Sunday, June 9, 2013


This is an update to my post regarding photography at Union Station and other GO Transit property. Contrary to what I was told Metrolinx they do require journalists to have permission to take photographs or video while on Metrolinx’s property. Here is a link to By-Law No. 2. Note section 3:22 prohibits the use of “...any camera, video recording device, movie camera or any similar device for commercial purposes upon the transit system without the express written permission of the Corporation.”

Here a link to a Q&A piece in the Toronto Star with John Lehmann, president of the News Photographers Association Of Canada, regarding the Union Station incident Q&A Article.

As I said in my previous post I can see a case for requiring a permit for commercial purposes, but not for journalists. Again if it is not Metrolinx’s intent to bar journalists from taking photos on their property then the by-law needs to be amended to clarify the situation and to spell out VERY CLEARLY that this is not the case.

Friday, June 7, 2013

Photography Confussion At Union Station

Earlier this week I made a post about an incident at Toronto’s Union Station whereby a Toronto Star photographer, Alex Consiglio, was arrested and ticketed for trespassing. (Two police officers were injured while trying to subdue a man who tried to open the doors of a moving GO Train.) Mr. Consiglio took a photo of an injured police officer and then, just outside the station, took a photo of a couple who had witnessed the incident. At this point he was arrested. As to exactly what happened both Metrolinx and the Toronto Star have different versions.

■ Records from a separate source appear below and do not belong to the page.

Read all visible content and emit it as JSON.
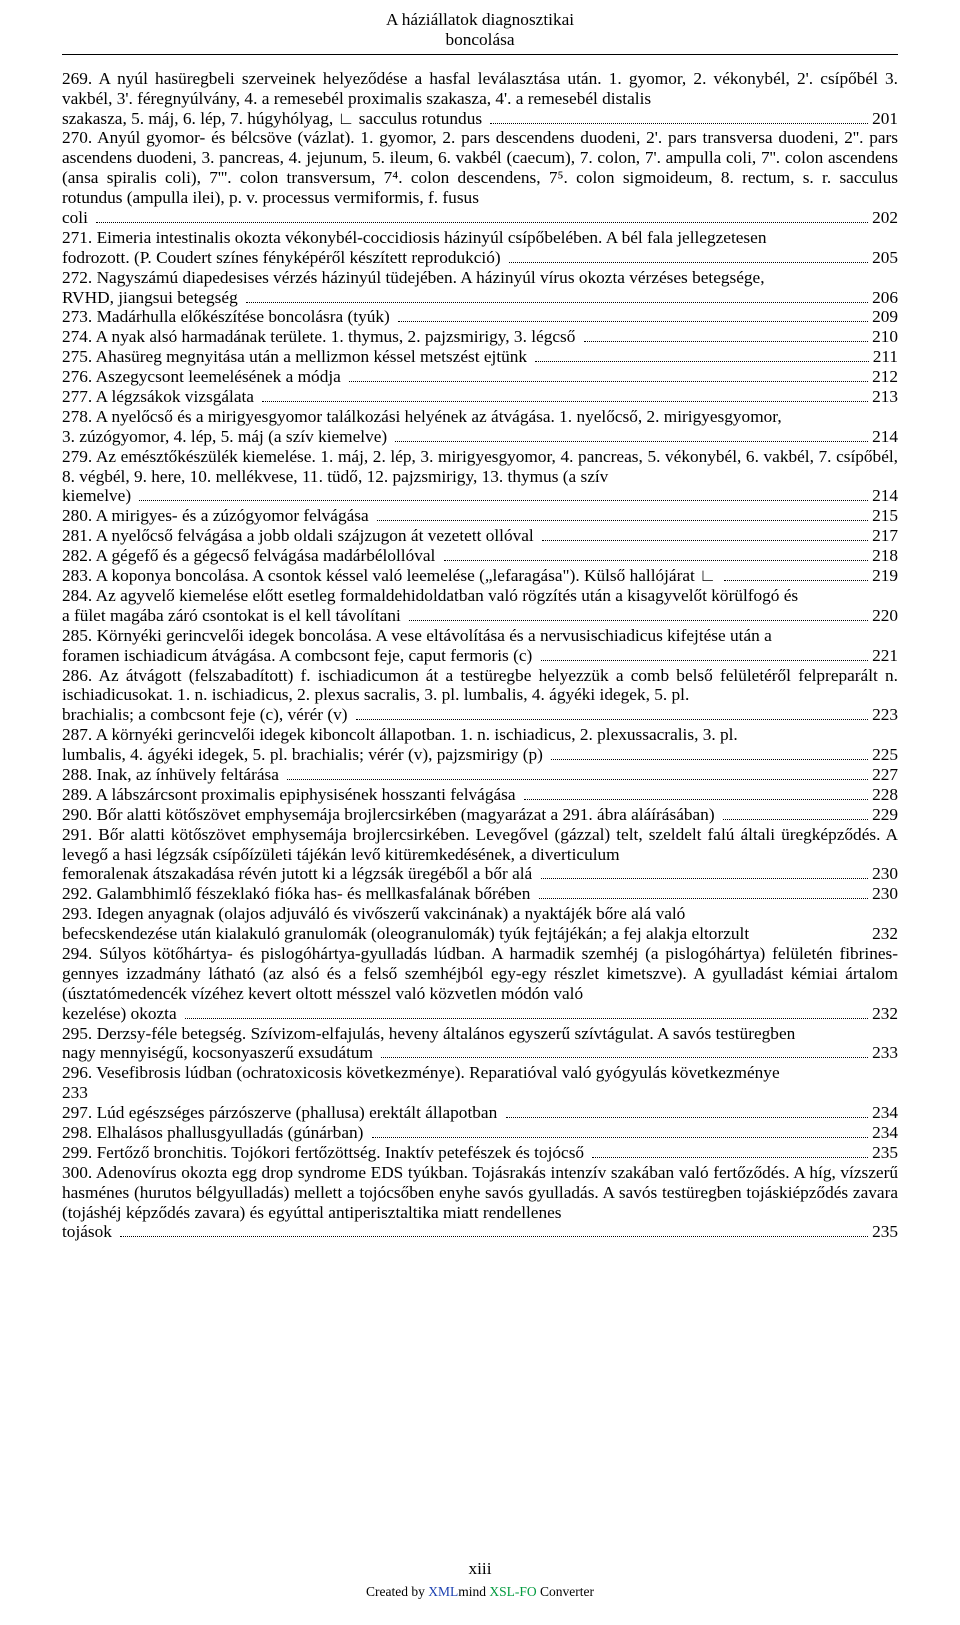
{
  "header": {
    "line1": "A háziállatok diagnosztikai",
    "line2": "boncolása"
  },
  "entries": [
    {
      "t": "plain",
      "text": "269. A nyúl hasüregbeli szerveinek helyeződése a hasfal leválasztása után. 1. gyomor, 2. vékonybél, 2'. csípőbél 3. vakbél, 3'. féregnyúlvány, 4. a remesebél proximalis szakasza, 4'. a remesebél distalis"
    },
    {
      "t": "dots",
      "text": "szakasza, 5. máj, 6. lép, 7. húgyhólyag, ∟ sacculus rotundus",
      "pg": "201"
    },
    {
      "t": "plain",
      "text": "270. Anyúl gyomor- és bélcsöve (vázlat). 1. gyomor, 2. pars descendens duodeni, 2'. pars transversa duodeni, 2''. pars ascendens duodeni, 3. pancreas, 4. jejunum, 5. ileum, 6. vakbél (caecum), 7. colon, 7'. ampulla coli, 7''. colon ascendens (ansa spiralis coli), 7'''. colon transversum, 7⁴. colon descendens, 7⁵. colon sigmoideum, 8. rectum, s. r. sacculus rotundus (ampulla ilei), p. v. processus vermiformis, f. fusus"
    },
    {
      "t": "dots",
      "text": "coli",
      "pg": "202"
    },
    {
      "t": "plain",
      "text": "271. Eimeria intestinalis okozta vékonybél-coccidiosis házinyúl csípőbelében. A bél fala jellegzetesen"
    },
    {
      "t": "dots",
      "text": "fodrozott. (P. Coudert színes fényképéről készített reprodukció)",
      "pg": "205"
    },
    {
      "t": "plain",
      "text": "272. Nagyszámú diapedesises vérzés házinyúl tüdejében. A házinyúl vírus okozta vérzéses betegsége,"
    },
    {
      "t": "dots",
      "text": "RVHD, jiangsui betegség",
      "pg": "206"
    },
    {
      "t": "dots",
      "text": "273. Madárhulla előkészítése boncolásra (tyúk)",
      "pg": "209"
    },
    {
      "t": "dots",
      "text": "274. A nyak alsó harmadának területe. 1. thymus, 2. pajzsmirigy, 3. légcső",
      "pg": "210"
    },
    {
      "t": "dots",
      "text": "275. Ahasüreg megnyitása után a mellizmon késsel metszést ejtünk",
      "pg": "211"
    },
    {
      "t": "dots",
      "text": "276. Aszegycsont leemelésének a módja",
      "pg": "212"
    },
    {
      "t": "dots",
      "text": "277. A légzsákok vizsgálata",
      "pg": "213"
    },
    {
      "t": "plain",
      "text": "278. A nyelőcső és a mirigyesgyomor találkozási helyének az átvágása. 1. nyelőcső, 2. mirigyesgyomor,"
    },
    {
      "t": "dots",
      "text": "3. zúzógyomor, 4. lép, 5. máj (a szív kiemelve)",
      "pg": "214"
    },
    {
      "t": "plain",
      "text": "279. Az emésztőkészülék kiemelése. 1. máj, 2. lép, 3. mirigyesgyomor, 4. pancreas, 5. vékonybél, 6. vakbél, 7. csípőbél, 8. végbél, 9. here, 10. mellékvese, 11. tüdő, 12. pajzsmirigy, 13. thymus (a szív"
    },
    {
      "t": "dots",
      "text": "kiemelve)",
      "pg": "214"
    },
    {
      "t": "dots",
      "text": "280. A mirigyes- és a zúzógyomor felvágása",
      "pg": "215"
    },
    {
      "t": "dots",
      "text": "281. A nyelőcső felvágása a jobb oldali szájzugon át vezetett ollóval",
      "pg": "217"
    },
    {
      "t": "dots",
      "text": "282. A gégefő és a gégecső felvágása madárbélollóval",
      "pg": "218"
    },
    {
      "t": "dots",
      "text": "283. A koponya boncolása. A csontok késsel való leemelése („lefaragása\"). Külső hallójárat ∟",
      "pg": "219"
    },
    {
      "t": "plain",
      "text": "284. Az agyvelő kiemelése előtt esetleg formaldehidoldatban való rögzítés után a kisagyvelőt körülfogó és"
    },
    {
      "t": "dots",
      "text": "a fület magába záró csontokat is el kell távolítani",
      "pg": "220"
    },
    {
      "t": "plain",
      "text": "285. Környéki gerincvelői idegek boncolása. A vese eltávolítása és a nervusischiadicus kifejtése után a"
    },
    {
      "t": "dots",
      "text": "foramen ischiadicum átvágása. A combcsont feje, caput fermoris (c)",
      "pg": "221"
    },
    {
      "t": "plain",
      "text": "286. Az átvágott (felszabadított) f. ischiadicumon át a testüregbe helyezzük a comb belső felületéről felpreparált n. ischiadicusokat. 1. n. ischiadicus, 2. plexus sacralis, 3. pl. lumbalis, 4. ágyéki idegek, 5. pl."
    },
    {
      "t": "dots",
      "text": "brachialis; a combcsont feje (c), vérér (v)",
      "pg": "223"
    },
    {
      "t": "plain",
      "text": "287. A környéki gerincvelői idegek kiboncolt állapotban. 1. n. ischiadicus, 2. plexussacralis, 3. pl."
    },
    {
      "t": "dots",
      "text": "lumbalis, 4. ágyéki idegek, 5. pl. brachialis; vérér (v), pajzsmirigy (p)",
      "pg": "225"
    },
    {
      "t": "dots",
      "text": "288. Inak, az ínhüvely feltárása",
      "pg": "227"
    },
    {
      "t": "dots",
      "text": "289. A lábszárcsont proximalis epiphysisének hosszanti felvágása",
      "pg": "228"
    },
    {
      "t": "dots",
      "text": "290. Bőr alatti kötőszövet emphysemája brojlercsirkében (magyarázat a 291. ábra aláírásában)",
      "pg": "229"
    },
    {
      "t": "plain",
      "text": "291. Bőr alatti kötőszövet emphysemája brojlercsirkében. Levegővel (gázzal) telt, szeldelt falú általi üregképződés. A levegő a hasi légzsák csípőízületi tájékán levő kitüremkedésének, a diverticulum"
    },
    {
      "t": "dots",
      "text": "femoralenak átszakadása révén jutott ki a légzsák üregéből a bőr alá",
      "pg": "230"
    },
    {
      "t": "dots",
      "text": "292. Galambhimlő fészeklakó fióka has- és mellkasfalának bőrében",
      "pg": "230"
    },
    {
      "t": "plain",
      "text": "293. Idegen anyagnak (olajos adjuváló és vivőszerű vakcinának) a nyaktájék bőre alá való"
    },
    {
      "t": "plainpg",
      "text": "befecskendezése után kialakuló granulomák (oleogranulomák) tyúk fejtájékán; a fej alakja eltorzult",
      "pg": "232"
    },
    {
      "t": "plain",
      "text": "294. Súlyos kötőhártya- és pislogóhártya-gyulladás lúdban. A harmadik szemhéj (a pislogóhártya) felületén fibrines-gennyes izzadmány látható (az alsó és a felső szemhéjból egy-egy részlet kimetszve). A gyulladást kémiai ártalom (úsztatómedencék vízéhez kevert oltott mésszel való közvetlen módón való"
    },
    {
      "t": "dots",
      "text": "kezelése) okozta",
      "pg": "232"
    },
    {
      "t": "plain",
      "text": "295. Derzsy-féle betegség. Szívizom-elfajulás, heveny általános egyszerű szívtágulat. A savós testüregben"
    },
    {
      "t": "dots",
      "text": "nagy mennyiségű, kocsonyaszerű exsudátum",
      "pg": "233"
    },
    {
      "t": "plainpg",
      "text": "296. Vesefibrosis lúdban (ochratoxicosis következménye). Reparatióval való gyógyulás következménye",
      "pg": ""
    },
    {
      "t": "plain",
      "text": "233"
    },
    {
      "t": "dots",
      "text": "297. Lúd egészséges párzószerve (phallusa) erektált állapotban",
      "pg": "234"
    },
    {
      "t": "dots",
      "text": "298. Elhalásos phallusgyulladás (gúnárban)",
      "pg": "234"
    },
    {
      "t": "dots",
      "text": "299. Fertőző bronchitis. Tojókori fertőzöttség. Inaktív petefészek és tojócső",
      "pg": "235"
    },
    {
      "t": "plain",
      "text": "300. Adenovírus okozta egg drop syndrome EDS tyúkban. Tojásrakás intenzív szakában való fertőződés. A híg, vízszerű hasménes (hurutos bélgyulladás) mellett a tojócsőben enyhe savós gyulladás. A savós testüregben tojáskiépződés zavara (tojáshéj képződés zavara) és egyúttal antiperisztaltika miatt rendellenes"
    },
    {
      "t": "dots",
      "text": "tojások",
      "pg": "235"
    }
  ],
  "footer": {
    "roman": "xiii",
    "credit_prefix": "Created by ",
    "credit_xml": "XML",
    "credit_mind": "mind ",
    "credit_fo": "XSL-FO",
    "credit_suffix": " Converter"
  },
  "colors": {
    "xml": "#1a3fb0",
    "fo": "#009a3e"
  }
}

However at the heart of this is the issue of whether or not a permit or waiver of some kind is needed by reporters to take photographs at Union Station. When I asked Metrolinx directly they said this is not the case and that the media reports were confused. Reports in the Toronto Star and elsewhere strongly suggest otherwise. If, as the evidence suggests, that some sort of waiver is required, for whatever reason, by journalists to take photographs at Union Station then this is indeed outrageous and should immediately be cancelled. It gives the appearance of trying to control the press. This is not the first incident involving photographers at Union Station. I have heard of others involving people who were within public areas.

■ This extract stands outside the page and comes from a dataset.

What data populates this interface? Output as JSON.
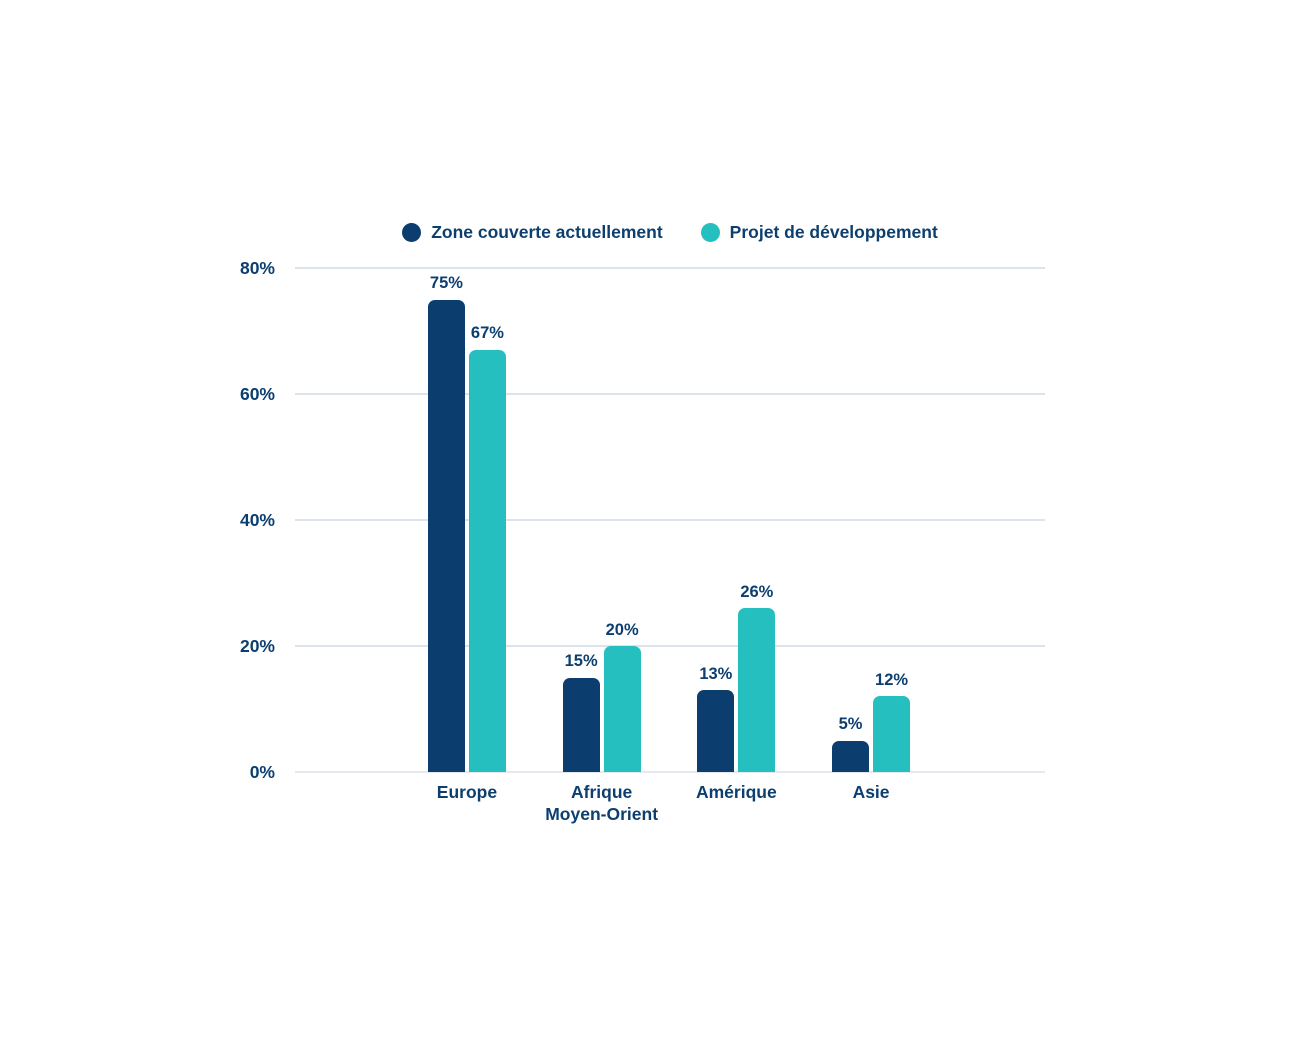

After I made my original post on this incident the evening of June 5th I was very sharply criticized by Metrolinx for it, being accused of poor journalism. I was frankly taken aback by this and at first apologized and then withdrew my original post and update. It did not help that June 6th was a very hectic day for me and I was feeling stressed as a result.

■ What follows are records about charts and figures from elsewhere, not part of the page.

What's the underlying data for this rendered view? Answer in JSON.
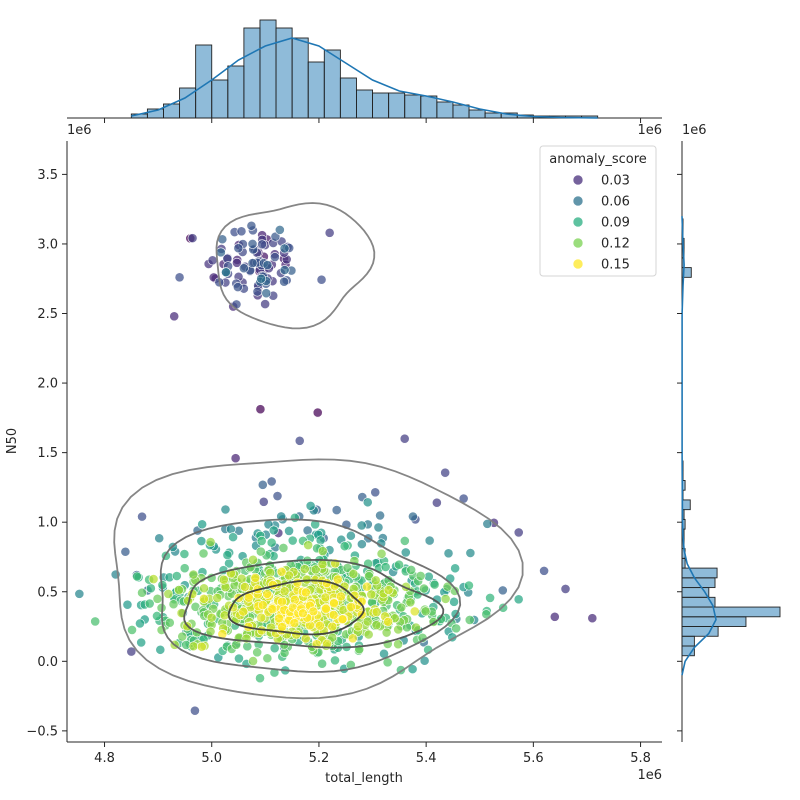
{
  "chart_data": {
    "type": "scatter",
    "title": "",
    "xlabel": "total_length",
    "ylabel": "N50",
    "x_offset_label": "1e6",
    "y_offset_label": "1e6",
    "xlim": [
      4.73,
      5.84
    ],
    "ylim": [
      -0.58,
      3.74
    ],
    "x_ticks": [
      {
        "value": 4.8,
        "label": "4.8"
      },
      {
        "value": 5.0,
        "label": "5.0"
      },
      {
        "value": 5.2,
        "label": "5.2"
      },
      {
        "value": 5.4,
        "label": "5.4"
      },
      {
        "value": 5.6,
        "label": "5.6"
      },
      {
        "value": 5.8,
        "label": "5.8"
      }
    ],
    "y_ticks": [
      {
        "value": -0.5,
        "label": "−0.5"
      },
      {
        "value": 0.0,
        "label": "0.0"
      },
      {
        "value": 0.5,
        "label": "0.5"
      },
      {
        "value": 1.0,
        "label": "1.0"
      },
      {
        "value": 1.5,
        "label": "1.5"
      },
      {
        "value": 2.0,
        "label": "2.0"
      },
      {
        "value": 2.5,
        "label": "2.5"
      },
      {
        "value": 3.0,
        "label": "3.0"
      },
      {
        "value": 3.5,
        "label": "3.5"
      }
    ],
    "legend": {
      "title": "anomaly_score",
      "position": "top-right",
      "entries": [
        {
          "label": "0.03",
          "value": 0.03,
          "color": "#472d7b"
        },
        {
          "label": "0.06",
          "value": 0.06,
          "color": "#2c728e"
        },
        {
          "label": "0.09",
          "value": 0.09,
          "color": "#28ae80"
        },
        {
          "label": "0.12",
          "value": 0.12,
          "color": "#7ad151"
        },
        {
          "label": "0.15",
          "value": 0.15,
          "color": "#fde725"
        }
      ]
    },
    "colormap": "viridis",
    "score_range": [
      0.0,
      0.17
    ],
    "clusters": [
      {
        "n": 95,
        "x_mean": 5.08,
        "x_sd": 0.045,
        "y_mean": 2.86,
        "y_sd": 0.16,
        "score_mean": 0.035,
        "score_sd": 0.015
      },
      {
        "n": 1050,
        "x_mean": 5.17,
        "x_sd": 0.13,
        "y_mean": 0.4,
        "y_sd": 0.18,
        "score_mean": 0.095,
        "score_sd": 0.04
      }
    ],
    "highlight_points": [
      {
        "x": 4.93,
        "y": 2.48,
        "score": 0.02
      },
      {
        "x": 4.96,
        "y": 3.04,
        "score": 0.0
      },
      {
        "x": 4.94,
        "y": 2.76,
        "score": 0.04
      },
      {
        "x": 5.22,
        "y": 3.08,
        "score": 0.03
      },
      {
        "x": 5.04,
        "y": 2.55,
        "score": 0.02
      },
      {
        "x": 5.71,
        "y": 0.31,
        "score": 0.02
      },
      {
        "x": 5.66,
        "y": 0.52,
        "score": 0.03
      },
      {
        "x": 5.62,
        "y": 0.65,
        "score": 0.04
      },
      {
        "x": 5.64,
        "y": 0.32,
        "score": 0.02
      },
      {
        "x": 5.36,
        "y": 1.6,
        "score": 0.03
      },
      {
        "x": 4.86,
        "y": 0.62,
        "score": 0.05
      },
      {
        "x": 4.87,
        "y": 1.04,
        "score": 0.04
      },
      {
        "x": 4.85,
        "y": 0.07,
        "score": 0.03
      },
      {
        "x": 5.47,
        "y": 1.17,
        "score": 0.04
      },
      {
        "x": 5.42,
        "y": 1.14,
        "score": 0.03
      },
      {
        "x": 5.38,
        "y": 1.02,
        "score": 0.04
      }
    ],
    "kde_contours": [
      {
        "level": 1,
        "color": "#7f7f7f",
        "rings": [
          {
            "cx": 5.15,
            "cy": 2.86,
            "rx": 0.145,
            "ry": 0.44
          }
        ]
      },
      {
        "level": 1,
        "color": "#7f7f7f",
        "rings": [
          {
            "cx": 5.17,
            "cy": 0.62,
            "rx": 0.36,
            "ry": 0.9
          }
        ]
      },
      {
        "level": 2,
        "color": "#6b6b6b",
        "rings": [
          {
            "cx": 5.16,
            "cy": 0.46,
            "rx": 0.27,
            "ry": 0.56
          }
        ]
      },
      {
        "level": 3,
        "color": "#545454",
        "rings": [
          {
            "cx": 5.18,
            "cy": 0.4,
            "rx": 0.245,
            "ry": 0.3
          }
        ]
      },
      {
        "level": 4,
        "color": "#3e3e3e",
        "rings": [
          {
            "cx": 5.16,
            "cy": 0.38,
            "rx": 0.13,
            "ry": 0.18
          }
        ]
      }
    ],
    "marginal_x": {
      "bin_edges": [
        4.85,
        4.88,
        4.91,
        4.94,
        4.97,
        5.0,
        5.03,
        5.06,
        5.09,
        5.12,
        5.15,
        5.18,
        5.21,
        5.24,
        5.27,
        5.3,
        5.33,
        5.36,
        5.39,
        5.42,
        5.45,
        5.48,
        5.51,
        5.54,
        5.57,
        5.6,
        5.63,
        5.66,
        5.69,
        5.72
      ],
      "counts": [
        4,
        9,
        14,
        30,
        73,
        38,
        52,
        90,
        98,
        90,
        80,
        56,
        68,
        40,
        28,
        25,
        25,
        23,
        22,
        16,
        13,
        8,
        5,
        5,
        3,
        2,
        2,
        2,
        2
      ],
      "kde": [
        [
          4.85,
          2
        ],
        [
          4.9,
          8
        ],
        [
          4.95,
          20
        ],
        [
          5.0,
          38
        ],
        [
          5.05,
          58
        ],
        [
          5.1,
          72
        ],
        [
          5.15,
          80
        ],
        [
          5.2,
          72
        ],
        [
          5.25,
          55
        ],
        [
          5.3,
          38
        ],
        [
          5.35,
          27
        ],
        [
          5.4,
          22
        ],
        [
          5.45,
          16
        ],
        [
          5.5,
          9
        ],
        [
          5.55,
          4
        ],
        [
          5.6,
          1.5
        ],
        [
          5.65,
          0.5
        ],
        [
          5.72,
          0
        ]
      ],
      "color": "#1f77b4"
    },
    "marginal_y": {
      "bins": [
        {
          "y0": 0.04,
          "y1": 0.11,
          "count": 12
        },
        {
          "y0": 0.11,
          "y1": 0.18,
          "count": 12
        },
        {
          "y0": 0.18,
          "y1": 0.25,
          "count": 35
        },
        {
          "y0": 0.25,
          "y1": 0.32,
          "count": 62
        },
        {
          "y0": 0.32,
          "y1": 0.39,
          "count": 95
        },
        {
          "y0": 0.39,
          "y1": 0.46,
          "count": 32
        },
        {
          "y0": 0.46,
          "y1": 0.53,
          "count": 26
        },
        {
          "y0": 0.53,
          "y1": 0.6,
          "count": 32
        },
        {
          "y0": 0.6,
          "y1": 0.67,
          "count": 34
        },
        {
          "y0": 0.67,
          "y1": 0.74,
          "count": 3
        },
        {
          "y0": 0.74,
          "y1": 0.81,
          "count": 3
        },
        {
          "y0": 0.81,
          "y1": 0.88,
          "count": 2
        },
        {
          "y0": 0.88,
          "y1": 0.95,
          "count": 2
        },
        {
          "y0": 0.95,
          "y1": 1.02,
          "count": 3
        },
        {
          "y0": 1.02,
          "y1": 1.09,
          "count": 2
        },
        {
          "y0": 1.09,
          "y1": 1.16,
          "count": 8
        },
        {
          "y0": 1.16,
          "y1": 1.23,
          "count": 1
        },
        {
          "y0": 1.23,
          "y1": 1.3,
          "count": 3
        },
        {
          "y0": 1.3,
          "y1": 1.37,
          "count": 1
        },
        {
          "y0": 1.37,
          "y1": 1.44,
          "count": 1
        },
        {
          "y0": 2.76,
          "y1": 2.83,
          "count": 9
        },
        {
          "y0": 2.83,
          "y1": 2.9,
          "count": 2
        },
        {
          "y0": 2.9,
          "y1": 2.97,
          "count": 2
        },
        {
          "y0": 2.97,
          "y1": 3.04,
          "count": 2
        },
        {
          "y0": 3.04,
          "y1": 3.11,
          "count": 1
        },
        {
          "y0": 3.11,
          "y1": 3.18,
          "count": 1
        }
      ],
      "kde": [
        [
          -0.1,
          0
        ],
        [
          0.0,
          3
        ],
        [
          0.1,
          12
        ],
        [
          0.2,
          26
        ],
        [
          0.3,
          33
        ],
        [
          0.4,
          30
        ],
        [
          0.5,
          22
        ],
        [
          0.6,
          12
        ],
        [
          0.7,
          5
        ],
        [
          0.8,
          2
        ],
        [
          0.9,
          1
        ],
        [
          1.0,
          0.5
        ],
        [
          1.2,
          0.3
        ],
        [
          1.5,
          0.1
        ],
        [
          2.0,
          0.05
        ],
        [
          2.5,
          0.1
        ],
        [
          2.7,
          1
        ],
        [
          2.85,
          2
        ],
        [
          3.0,
          1
        ],
        [
          3.2,
          0
        ]
      ],
      "color": "#1f77b4"
    }
  }
}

Metrolinx has told me that they have had good relations with the Toronto Star and wish it to continue. I as a freelance journalist have had good relations with Metrolinx and wish it to continue as well. However, the only way good relations can continue is for Metrolinx to clarify, in no uncertain terms, what their policy is towards photography at Union Station for both individuals and journalists and if there are any requirements for a permit or a waiver for taking photographs that these immediately be removed, except in the case where permission is sought to go in restricted areas, filming a t. v. show or movie or other such commercial purposes.